Un an dans un internat pour filles à Bruxelles
L’internat ? Avec ton caractère ? Tu ne tiendras jamais le coup… Tu sais qu’ils ont des couvre-feu là bas ? Puis la bouffe, il parait que c’est pas terrible … Et tu ne seras qu’avec des filles ? Bonjour les crêpages de chignons ! Et les chambres ? Tu auras assez d’intimité ? J’espère pour toi que les douches seront propres !
Voilà ce que j’ai pu entendre quand j’ai du faire ma peine de prison pour l’agression d’un chauffeur de bus … Mais non, je rigole ! Même si parfois l’envie ne me manque pas …
Ces questions, ce sont celles que l’on m’a posées lorsque j’ai annoncé que j’allais à l’internat. Vous vous demandez sûrement « ça existe encore ça ? » et oui ! Pour des raisons pratiques, financières et question expérience de vie, c’est sûrement ce qui m’a fait le plus grandir.. enfin mûrir en tout cas !
La loi de la jungle
En une année passée là bas, la règle la plus contraignante était sûrement celle du « Couvre feu ». Lorsque 23h45 retentissait, plus aucunes sorties, aucun verre entre ami qui dégénère, ni de rencard qui se prolonge n’était possible pour les cendrillons que nous étions.
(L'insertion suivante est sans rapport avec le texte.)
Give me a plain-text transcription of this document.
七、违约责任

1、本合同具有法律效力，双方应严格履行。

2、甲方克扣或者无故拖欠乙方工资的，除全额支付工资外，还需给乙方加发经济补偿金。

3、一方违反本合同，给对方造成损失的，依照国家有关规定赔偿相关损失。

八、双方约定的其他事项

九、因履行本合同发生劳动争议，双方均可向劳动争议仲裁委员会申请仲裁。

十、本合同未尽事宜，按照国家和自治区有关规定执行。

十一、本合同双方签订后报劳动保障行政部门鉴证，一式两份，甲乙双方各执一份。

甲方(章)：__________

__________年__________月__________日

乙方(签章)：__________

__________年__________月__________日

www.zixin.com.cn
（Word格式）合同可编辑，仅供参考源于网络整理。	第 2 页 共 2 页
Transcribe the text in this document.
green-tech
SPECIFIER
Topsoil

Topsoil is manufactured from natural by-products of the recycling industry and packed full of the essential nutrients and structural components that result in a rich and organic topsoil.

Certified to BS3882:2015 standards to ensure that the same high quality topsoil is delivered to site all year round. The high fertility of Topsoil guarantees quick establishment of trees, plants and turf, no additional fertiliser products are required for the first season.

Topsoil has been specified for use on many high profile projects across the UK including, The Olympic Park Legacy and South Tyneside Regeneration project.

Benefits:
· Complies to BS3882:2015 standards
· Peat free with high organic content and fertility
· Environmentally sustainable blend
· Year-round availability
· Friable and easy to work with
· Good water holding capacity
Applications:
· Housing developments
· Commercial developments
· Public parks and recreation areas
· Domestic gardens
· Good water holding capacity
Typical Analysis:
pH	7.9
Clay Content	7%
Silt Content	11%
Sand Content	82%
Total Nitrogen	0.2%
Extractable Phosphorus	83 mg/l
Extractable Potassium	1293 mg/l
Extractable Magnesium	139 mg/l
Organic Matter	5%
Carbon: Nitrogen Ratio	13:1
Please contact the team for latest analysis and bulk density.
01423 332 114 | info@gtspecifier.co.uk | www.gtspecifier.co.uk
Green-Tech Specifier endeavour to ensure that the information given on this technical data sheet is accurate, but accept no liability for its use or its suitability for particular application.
Pas de place pour l’imprévu ! Bien sûr, il n’y a pas de règle sans exception. Marie, notre cuisinière adorée qui dormait là aussi, se levait à quatre heures tous les matins pour préparer les petits déjeuners. Il était donc possible de négocier pour qu’elle nous ouvre la porte secrètement. Le tout était de ne pas se faire repérer en rentrant jusque nos chambres, un verre dans le nez.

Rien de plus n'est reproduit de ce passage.